The issue came to a head after Dutch officials declared they had started the process to revoke citizenship of two Dutch members of Daesh who were arrested in Ankara last week.
Named by local press as Kaoutar S. and Fatima H., the two women are said to have first come to Turkey in 2013 and illegally crossed into Syria where they married Daesh fighters.
The pair, of dual Dutch-Moroccan nationality, returned to Turkey after their husbands were killed. When they appealed to the Dutch Embassy in Ankara to be allowed to return home, the Dutch authorities started the process to strip them of their citizenship.
“Netherlands is not the only one to follow this process; Britain is doing the same,” Mr Soylu told reporters in Ankara.
Acknowledging that prisoners were being left “stateless” as a result, the Minister said, “We [Turkey] are not a hotel for Daesh members of any country.”
He referred to Turkey’s bi-lateral agreements with these countries, highlighting that they covered “mutual extradition”.

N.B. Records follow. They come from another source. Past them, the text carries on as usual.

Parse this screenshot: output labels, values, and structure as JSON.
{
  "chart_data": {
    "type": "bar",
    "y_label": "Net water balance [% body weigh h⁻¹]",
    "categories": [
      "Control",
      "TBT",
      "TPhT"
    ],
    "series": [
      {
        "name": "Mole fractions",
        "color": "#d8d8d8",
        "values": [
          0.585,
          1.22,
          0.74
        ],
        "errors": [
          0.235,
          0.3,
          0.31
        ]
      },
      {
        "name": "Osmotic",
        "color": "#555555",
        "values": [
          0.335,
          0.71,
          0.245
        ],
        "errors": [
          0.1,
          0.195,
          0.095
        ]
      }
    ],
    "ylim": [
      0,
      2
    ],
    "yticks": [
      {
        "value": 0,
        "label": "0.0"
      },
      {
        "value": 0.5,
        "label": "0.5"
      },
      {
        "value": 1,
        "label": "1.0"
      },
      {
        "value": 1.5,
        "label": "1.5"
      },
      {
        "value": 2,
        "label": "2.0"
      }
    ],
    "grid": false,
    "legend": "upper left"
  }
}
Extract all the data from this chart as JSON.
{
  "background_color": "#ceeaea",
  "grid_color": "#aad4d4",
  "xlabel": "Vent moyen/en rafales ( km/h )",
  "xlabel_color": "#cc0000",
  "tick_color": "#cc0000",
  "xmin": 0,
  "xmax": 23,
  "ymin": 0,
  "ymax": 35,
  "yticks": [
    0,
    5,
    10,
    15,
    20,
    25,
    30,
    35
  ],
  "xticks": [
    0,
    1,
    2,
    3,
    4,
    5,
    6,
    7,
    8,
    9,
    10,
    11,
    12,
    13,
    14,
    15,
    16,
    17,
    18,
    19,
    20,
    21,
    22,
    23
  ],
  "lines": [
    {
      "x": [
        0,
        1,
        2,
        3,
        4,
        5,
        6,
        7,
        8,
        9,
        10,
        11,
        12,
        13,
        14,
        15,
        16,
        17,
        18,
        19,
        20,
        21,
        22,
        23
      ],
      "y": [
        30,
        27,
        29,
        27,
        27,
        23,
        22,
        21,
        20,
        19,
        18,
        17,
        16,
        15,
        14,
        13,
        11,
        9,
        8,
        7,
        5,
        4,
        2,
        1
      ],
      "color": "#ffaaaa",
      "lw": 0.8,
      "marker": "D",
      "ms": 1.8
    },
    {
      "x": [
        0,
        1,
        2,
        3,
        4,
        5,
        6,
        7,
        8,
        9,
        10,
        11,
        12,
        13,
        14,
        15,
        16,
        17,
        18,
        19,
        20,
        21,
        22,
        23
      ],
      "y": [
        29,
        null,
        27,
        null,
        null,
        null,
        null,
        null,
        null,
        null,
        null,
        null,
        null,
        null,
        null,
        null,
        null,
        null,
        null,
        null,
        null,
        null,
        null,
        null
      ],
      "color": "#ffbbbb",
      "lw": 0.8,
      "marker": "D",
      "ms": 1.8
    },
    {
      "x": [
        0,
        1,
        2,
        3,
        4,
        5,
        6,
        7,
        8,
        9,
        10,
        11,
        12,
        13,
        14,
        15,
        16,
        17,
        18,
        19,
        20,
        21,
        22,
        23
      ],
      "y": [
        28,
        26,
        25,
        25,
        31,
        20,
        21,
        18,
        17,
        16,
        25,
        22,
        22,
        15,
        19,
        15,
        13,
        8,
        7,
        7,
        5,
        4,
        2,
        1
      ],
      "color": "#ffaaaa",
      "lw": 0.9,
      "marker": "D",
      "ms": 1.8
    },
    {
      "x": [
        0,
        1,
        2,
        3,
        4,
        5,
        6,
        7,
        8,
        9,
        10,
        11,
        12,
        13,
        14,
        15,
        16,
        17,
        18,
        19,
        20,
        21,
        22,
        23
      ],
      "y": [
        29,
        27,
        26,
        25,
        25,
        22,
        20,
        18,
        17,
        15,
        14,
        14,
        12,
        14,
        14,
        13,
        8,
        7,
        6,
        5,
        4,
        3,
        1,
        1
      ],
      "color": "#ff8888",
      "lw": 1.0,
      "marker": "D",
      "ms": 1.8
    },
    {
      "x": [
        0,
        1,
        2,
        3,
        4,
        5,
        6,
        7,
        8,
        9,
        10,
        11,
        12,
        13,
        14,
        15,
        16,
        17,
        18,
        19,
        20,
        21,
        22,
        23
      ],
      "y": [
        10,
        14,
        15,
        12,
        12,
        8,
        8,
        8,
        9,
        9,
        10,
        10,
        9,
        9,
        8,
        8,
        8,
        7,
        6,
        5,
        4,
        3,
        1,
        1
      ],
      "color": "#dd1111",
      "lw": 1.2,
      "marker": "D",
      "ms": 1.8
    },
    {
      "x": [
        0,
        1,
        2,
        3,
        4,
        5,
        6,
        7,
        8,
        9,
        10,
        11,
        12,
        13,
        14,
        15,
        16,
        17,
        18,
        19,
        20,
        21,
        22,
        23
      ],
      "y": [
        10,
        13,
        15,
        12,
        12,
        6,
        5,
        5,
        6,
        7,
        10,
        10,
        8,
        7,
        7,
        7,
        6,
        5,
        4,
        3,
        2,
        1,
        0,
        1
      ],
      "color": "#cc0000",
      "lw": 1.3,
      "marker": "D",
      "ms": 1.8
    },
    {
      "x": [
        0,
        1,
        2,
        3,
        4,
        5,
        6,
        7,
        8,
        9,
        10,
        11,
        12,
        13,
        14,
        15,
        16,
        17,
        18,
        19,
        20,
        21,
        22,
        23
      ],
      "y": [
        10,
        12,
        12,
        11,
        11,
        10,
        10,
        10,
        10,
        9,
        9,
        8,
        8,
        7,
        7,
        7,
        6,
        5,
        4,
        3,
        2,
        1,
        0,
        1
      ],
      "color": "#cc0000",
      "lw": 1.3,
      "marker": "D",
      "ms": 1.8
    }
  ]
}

Mr Soylu added, “It is not acceptable for us [to hear] ‘I stripped them of the citizenship, you take care of it’. This is also irresponsibility.”
Following Turkey’s military operation in northern Syria, Kurdish fighters previously guarding camps holding Daesh prisoners have left, leaving the Turks to deal with foreign captives.
Mr Soylu said about 1,200 foreign fighters were currently in Turkish prisons, and 287 members and their families were re-captured after escaping from their Syrian camps. He added more fighters were held in deportation centres in Turkey, but didn’t provide statistics.